宋继言说喜欢,第二天就把草蚂蚱给拴在小推车上了,还带着一起出了早摊儿。
小桃耳朵上戴着唐晓送的小绒花儿,站在推车旁边,盯着草蚂蚱看了好久。
“这是什么?”小桃一脸好奇。
“是礼物。”宋继言蹲在一旁逗她,点了点她的小绒花儿,“你有,我也有。”
“我的好看。”小桃儿摸了摸耳朵,嘟了嘟嘴,“你的怎么丑丑的?”
唐晓背冲着他俩烧火煮馄饨,一字不差全听见了,收摊儿回来就奋发图强,自己又闷头编了好几只。
步骤应该就是那么个步骤,有须子有腿儿有翅膀,可确实是怎么看怎么不对劲儿。
关键唐晓看得出来别扭,可却又不知道究竟是哪一步开始别扭的。
“欸你这……你这编的对吗?”赵虎憋在屋里,实在是太无聊了,就非得凑在旁边看热闹,“哪儿有这么胖的蚂蚱啊?小爷我那会儿养的蛐蛐儿,喂足了都没你这个肥实啊。”
唐晓自己也心虚,在那儿抠抠哧哧地又把草叶子紧了紧,结果手劲儿绷大了,断了。
赵虎抻脖子瞅瞅:“不是,你这手也太笨了,要不你给我,我来试试。”说着就跃跃欲试地要上手。

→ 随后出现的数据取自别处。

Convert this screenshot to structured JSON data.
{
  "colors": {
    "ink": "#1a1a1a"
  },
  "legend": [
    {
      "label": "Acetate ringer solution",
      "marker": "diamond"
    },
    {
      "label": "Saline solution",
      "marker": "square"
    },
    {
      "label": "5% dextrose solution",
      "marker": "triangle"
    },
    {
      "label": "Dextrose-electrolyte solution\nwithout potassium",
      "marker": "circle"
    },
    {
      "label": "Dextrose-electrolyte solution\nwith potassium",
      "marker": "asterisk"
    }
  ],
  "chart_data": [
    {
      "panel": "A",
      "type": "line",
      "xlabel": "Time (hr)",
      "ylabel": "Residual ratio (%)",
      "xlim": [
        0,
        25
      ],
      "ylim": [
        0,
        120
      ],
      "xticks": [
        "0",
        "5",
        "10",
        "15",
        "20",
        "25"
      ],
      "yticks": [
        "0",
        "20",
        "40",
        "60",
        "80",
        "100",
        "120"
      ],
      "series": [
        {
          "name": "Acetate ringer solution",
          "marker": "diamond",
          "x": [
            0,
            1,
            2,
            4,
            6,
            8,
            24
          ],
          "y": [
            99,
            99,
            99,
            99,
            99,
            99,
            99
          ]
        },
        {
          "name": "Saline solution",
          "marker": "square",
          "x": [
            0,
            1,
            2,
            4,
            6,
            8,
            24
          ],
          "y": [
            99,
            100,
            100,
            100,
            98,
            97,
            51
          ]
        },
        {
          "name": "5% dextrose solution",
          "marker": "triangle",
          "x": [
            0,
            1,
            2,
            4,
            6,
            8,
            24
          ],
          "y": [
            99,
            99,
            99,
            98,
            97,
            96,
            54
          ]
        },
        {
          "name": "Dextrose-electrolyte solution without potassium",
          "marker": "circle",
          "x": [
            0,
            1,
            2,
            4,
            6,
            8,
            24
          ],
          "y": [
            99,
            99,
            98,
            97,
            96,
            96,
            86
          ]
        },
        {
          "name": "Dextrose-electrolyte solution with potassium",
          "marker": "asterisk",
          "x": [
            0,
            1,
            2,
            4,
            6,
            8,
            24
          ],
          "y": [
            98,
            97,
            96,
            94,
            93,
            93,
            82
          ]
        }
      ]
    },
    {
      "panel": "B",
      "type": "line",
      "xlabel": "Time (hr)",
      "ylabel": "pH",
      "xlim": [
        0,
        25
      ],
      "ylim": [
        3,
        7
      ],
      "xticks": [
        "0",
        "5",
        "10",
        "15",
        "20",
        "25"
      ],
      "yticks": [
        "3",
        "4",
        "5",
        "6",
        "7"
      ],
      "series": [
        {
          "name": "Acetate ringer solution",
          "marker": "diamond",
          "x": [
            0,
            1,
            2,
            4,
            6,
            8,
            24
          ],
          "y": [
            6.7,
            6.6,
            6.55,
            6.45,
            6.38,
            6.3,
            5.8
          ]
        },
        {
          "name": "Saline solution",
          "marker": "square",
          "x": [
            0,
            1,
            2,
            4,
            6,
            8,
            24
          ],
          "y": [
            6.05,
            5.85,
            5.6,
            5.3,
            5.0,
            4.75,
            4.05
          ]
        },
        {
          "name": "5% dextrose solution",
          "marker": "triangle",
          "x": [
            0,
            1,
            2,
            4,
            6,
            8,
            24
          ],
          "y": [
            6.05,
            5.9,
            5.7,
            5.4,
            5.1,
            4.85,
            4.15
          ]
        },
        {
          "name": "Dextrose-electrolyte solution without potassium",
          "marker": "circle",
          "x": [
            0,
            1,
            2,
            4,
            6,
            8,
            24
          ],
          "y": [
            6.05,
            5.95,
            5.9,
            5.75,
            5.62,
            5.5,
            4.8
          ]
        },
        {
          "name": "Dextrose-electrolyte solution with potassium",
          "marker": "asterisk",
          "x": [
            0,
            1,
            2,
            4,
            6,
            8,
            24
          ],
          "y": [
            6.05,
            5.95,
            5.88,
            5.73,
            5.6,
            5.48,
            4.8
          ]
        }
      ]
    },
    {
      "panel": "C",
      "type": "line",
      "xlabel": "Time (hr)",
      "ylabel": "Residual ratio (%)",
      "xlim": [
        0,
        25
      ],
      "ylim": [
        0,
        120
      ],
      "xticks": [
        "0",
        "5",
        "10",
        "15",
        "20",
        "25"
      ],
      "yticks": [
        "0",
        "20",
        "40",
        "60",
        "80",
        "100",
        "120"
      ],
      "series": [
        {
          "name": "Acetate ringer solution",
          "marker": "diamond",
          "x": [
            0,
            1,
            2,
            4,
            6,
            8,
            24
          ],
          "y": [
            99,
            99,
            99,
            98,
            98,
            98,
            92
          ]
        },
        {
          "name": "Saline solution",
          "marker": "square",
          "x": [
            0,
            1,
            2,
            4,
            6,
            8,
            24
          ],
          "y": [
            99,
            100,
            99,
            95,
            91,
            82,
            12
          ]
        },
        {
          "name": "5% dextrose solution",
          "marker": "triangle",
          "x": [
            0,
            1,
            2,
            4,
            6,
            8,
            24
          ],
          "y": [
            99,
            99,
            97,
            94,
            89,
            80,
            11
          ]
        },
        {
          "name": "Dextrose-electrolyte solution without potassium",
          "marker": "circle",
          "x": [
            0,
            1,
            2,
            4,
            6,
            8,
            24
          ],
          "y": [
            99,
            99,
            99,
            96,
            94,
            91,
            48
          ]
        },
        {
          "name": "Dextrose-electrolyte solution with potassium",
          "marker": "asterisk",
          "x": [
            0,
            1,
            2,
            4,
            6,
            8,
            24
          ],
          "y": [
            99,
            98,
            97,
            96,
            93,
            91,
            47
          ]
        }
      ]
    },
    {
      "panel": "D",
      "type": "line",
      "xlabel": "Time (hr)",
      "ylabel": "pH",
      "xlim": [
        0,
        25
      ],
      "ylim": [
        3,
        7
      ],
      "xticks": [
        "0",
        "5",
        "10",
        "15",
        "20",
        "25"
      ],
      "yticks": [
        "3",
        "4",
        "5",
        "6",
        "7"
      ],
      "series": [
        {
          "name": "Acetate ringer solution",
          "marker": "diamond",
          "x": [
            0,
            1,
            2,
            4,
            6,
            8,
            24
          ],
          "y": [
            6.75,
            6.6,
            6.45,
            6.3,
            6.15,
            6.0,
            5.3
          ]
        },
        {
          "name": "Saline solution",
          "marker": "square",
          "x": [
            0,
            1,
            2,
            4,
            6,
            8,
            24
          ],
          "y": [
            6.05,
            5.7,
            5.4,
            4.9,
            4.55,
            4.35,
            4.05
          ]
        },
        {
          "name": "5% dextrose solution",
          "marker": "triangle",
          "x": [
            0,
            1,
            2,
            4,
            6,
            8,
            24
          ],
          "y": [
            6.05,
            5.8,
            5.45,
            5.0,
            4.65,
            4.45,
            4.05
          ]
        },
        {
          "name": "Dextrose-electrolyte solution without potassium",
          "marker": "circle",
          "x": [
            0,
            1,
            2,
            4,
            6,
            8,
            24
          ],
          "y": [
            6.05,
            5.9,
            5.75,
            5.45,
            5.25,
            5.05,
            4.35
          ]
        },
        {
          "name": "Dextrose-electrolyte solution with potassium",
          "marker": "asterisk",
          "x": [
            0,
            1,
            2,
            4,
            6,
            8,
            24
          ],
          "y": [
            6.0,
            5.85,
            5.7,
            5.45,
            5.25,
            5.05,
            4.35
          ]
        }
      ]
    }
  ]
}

“你去别的地方待着。”唐晓用手背蹭了蹭脸边的碎发,又捡起另一根草梗子来,“别在我这里添乱。”
“什么叫添乱啊?”赵虎一副赖赖唧唧的样子,“还不是这儿太没意思了,你每天就知道摆弄你那个寒酸的馄饨摊儿,姓宋的那小子一到下午就猫在后院练那个破功,嘁,会武功了不起啊?还不是穷光蛋一个。”赵虎嘴里叨叨咕咕的,蹲着往唐晓这头挪了挪,“欸,可别说我没想着你,等老子以后出人头地了,你就跟虎哥混,我保你吃香的喝辣的。”
唐晓哪儿有空搭理他啊,一门儿心思都在和草蚂蚱较劲儿呢。
他那头发确实也是长得有些长了,一低头就往下掉,别在耳后,过一会儿就还是掉。他两只手又都占着,一时半刻腾不出空来。